We need to develop a global culture that teaches us, as my ancestors did, to think carefully about the impact our actions and policies will have on Mother Earth, on each other, and on future generations before we act upon them. If we can do this, then surely we can win.

Statement of Leonard Peltier on the FTAA

Leonard Peltier

Dear Brothers, Sisters, Friends and Supporters,

I know many of you are already familiar with the FTAA, NAFTA, the WTO, the IMF and the World Bank. I know many of you are working hard to expose what these organizations and agreements are all about and how they are taking over the world and violating human rights, labor rights, Indigenous rights, environmental protections, and sovereignty rights, in each and every place they set foot. Therefore, what I would like to address is the bigger picture – the real roots of the FTAA and ways which we can obstruct it.

Where did the FTAA get its start? Not in a conference room and not in an office. The FTAA is a continuation of the imperialism that began thousands of years ago in Europe with the domination of Indigenous Peoples whose self-subsisting land and way of life were taken away so that greedy feudalists could reign. Ever since, Indigenous Peoples have been forced into submission, if not obliteration, in the name of civilization and progress all over the globe. Here we are in the 21st century, and the world has far from benefited. I do not need to explain the Earth’s devastation, the overwhelming poverty, and the wars that have resulted from practices that put profit before the very survival of Mother Earth and the human race.

Advocates of the FTAA would not dare refer to their policies as forms of colonization or feudalism because these practices are now widely scorned.

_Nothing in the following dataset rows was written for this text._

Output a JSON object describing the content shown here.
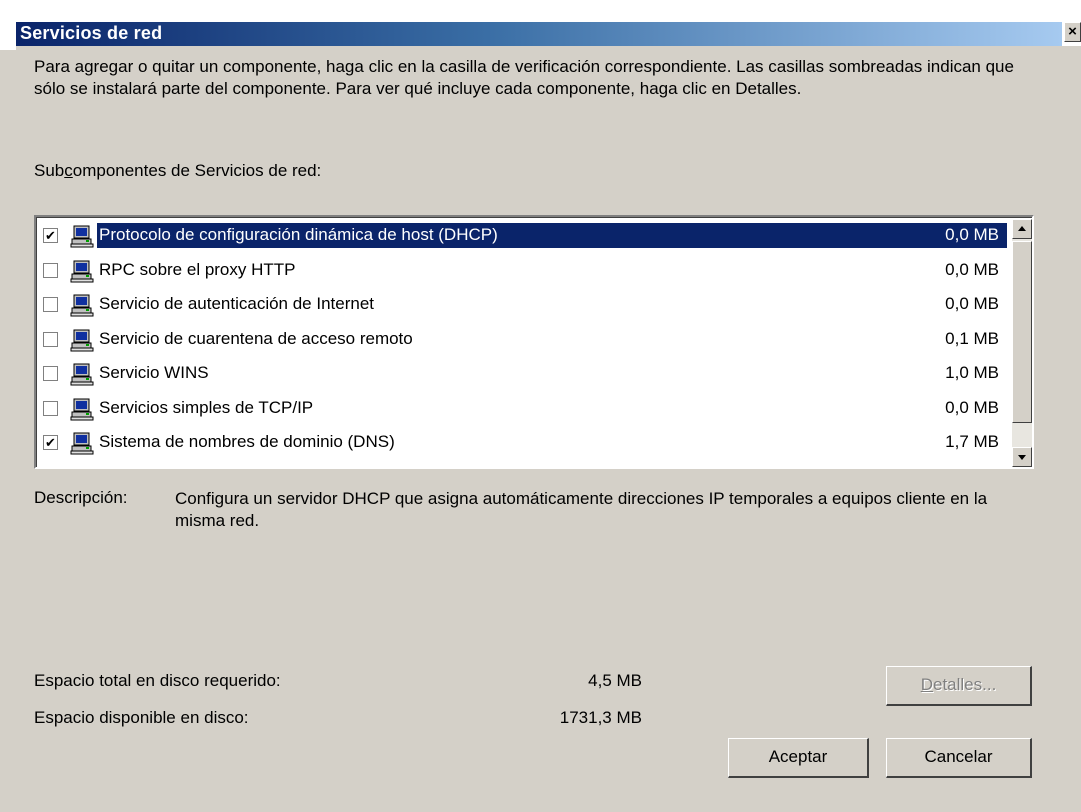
{
  "window": {
    "title": "Servicios de red",
    "close_label": "×"
  },
  "intro_text": "Para agregar o quitar un componente, haga clic en la casilla de verificación correspondiente. Las casillas sombreadas indican que sólo se instalará parte del componente. Para ver qué incluye cada componente, haga clic en Detalles.",
  "subcomponents_label_pre": "Sub",
  "subcomponents_label_key": "c",
  "subcomponents_label_post": "omponentes de Servicios de red:",
  "components": [
    {
      "label": "Protocolo de configuración dinámica de host (DHCP)",
      "size": "0,0 MB",
      "checked": true,
      "selected": true
    },
    {
      "label": "RPC sobre el proxy HTTP",
      "size": "0,0 MB",
      "checked": false,
      "selected": false
    },
    {
      "label": "Servicio de autenticación de Internet",
      "size": "0,0 MB",
      "checked": false,
      "selected": false
    },
    {
      "label": "Servicio de cuarentena de acceso remoto",
      "size": "0,1 MB",
      "checked": false,
      "selected": false
    },
    {
      "label": "Servicio WINS",
      "size": "1,0 MB",
      "checked": false,
      "selected": false
    },
    {
      "label": "Servicios simples de TCP/IP",
      "size": "0,0 MB",
      "checked": false,
      "selected": false
    },
    {
      "label": "Sistema de nombres de dominio (DNS)",
      "size": "1,7 MB",
      "checked": true,
      "selected": false
    }
  ],
  "description": {
    "label": "Descripción:",
    "text": "Configura un servidor DHCP que asigna automáticamente direcciones IP temporales a equipos cliente en la misma red."
  },
  "disk": {
    "required_label": "Espacio total en disco requerido:",
    "required_value": "4,5 MB",
    "available_label": "Espacio disponible en disco:",
    "available_value": "1731,3 MB"
  },
  "buttons": {
    "details_key": "D",
    "details_rest": "etalles...",
    "ok": "Aceptar",
    "cancel": "Cancelar"
  },
  "icons": {
    "component": "computer-network-icon",
    "close": "close-icon"
  },
  "colors": {
    "selection": "#0a246a",
    "title_gradient_start": "#0a246a",
    "title_gradient_end": "#a6caf0",
    "face": "#d4d0c8"
  }
}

Instead they will justify their actions in the name of “development” for the “poor” countries of Central and South America. Development? What the first peoples of the Americas need is “recovery” not development. Recovery from the very same colonization, domination, and genocide that multi-national corporations want to perpetuate for their own gains today.

Now we must continue, not only to condemn the practices of these trade organizations and policies, but also to implement and support means of self-sufficiency both in our communities and abroad. We must support Indigenous movements like that of the Zapatistas and the Uwa who are fighting to maintain their land base and self-sufficient way of life. We must support the small farmers and farm workers who provide their communities with healthy foods to eat. We must create and support innovative projects on Indian reservations, in inner cities and in third world countries that promote self-sufficiency and better living conditions.

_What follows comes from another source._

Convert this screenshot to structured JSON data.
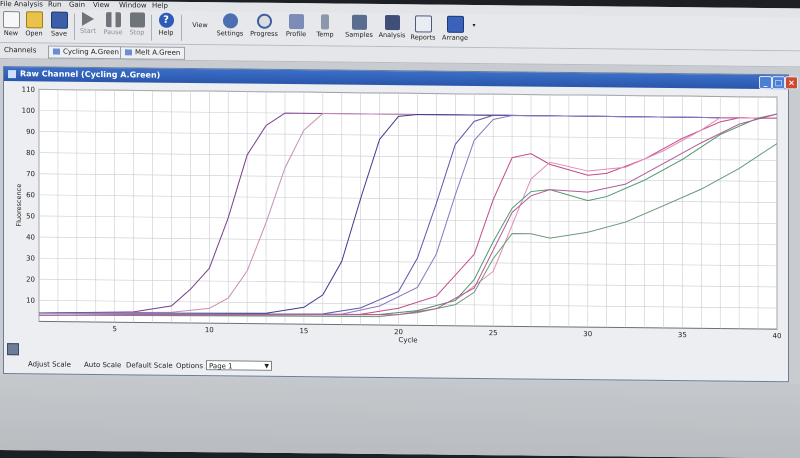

But in doing this, we must unite beyond the boundaries of race, class, belief systems, and age that all too often divide us. If we do not unite, we will be defeated one by one, just as they destroyed the American Indian Movement who fought so hard for Native sovereignty, the Black Panthers, who developed much needed community based programs and struggled for self-determination, the movements in Central America that sought to implement schools, social programs, and land reform, and the unions who fought for humane working conditions. Most important, we must break down the barriers that divide us in our own backyards.

We need to develop a global culture that teaches us, as my ancestors did, to think carefully about the impact our actions and policies will have on Mother Earth, on each other, and on future generations before we act upon them. If we can do this, then surely we can win.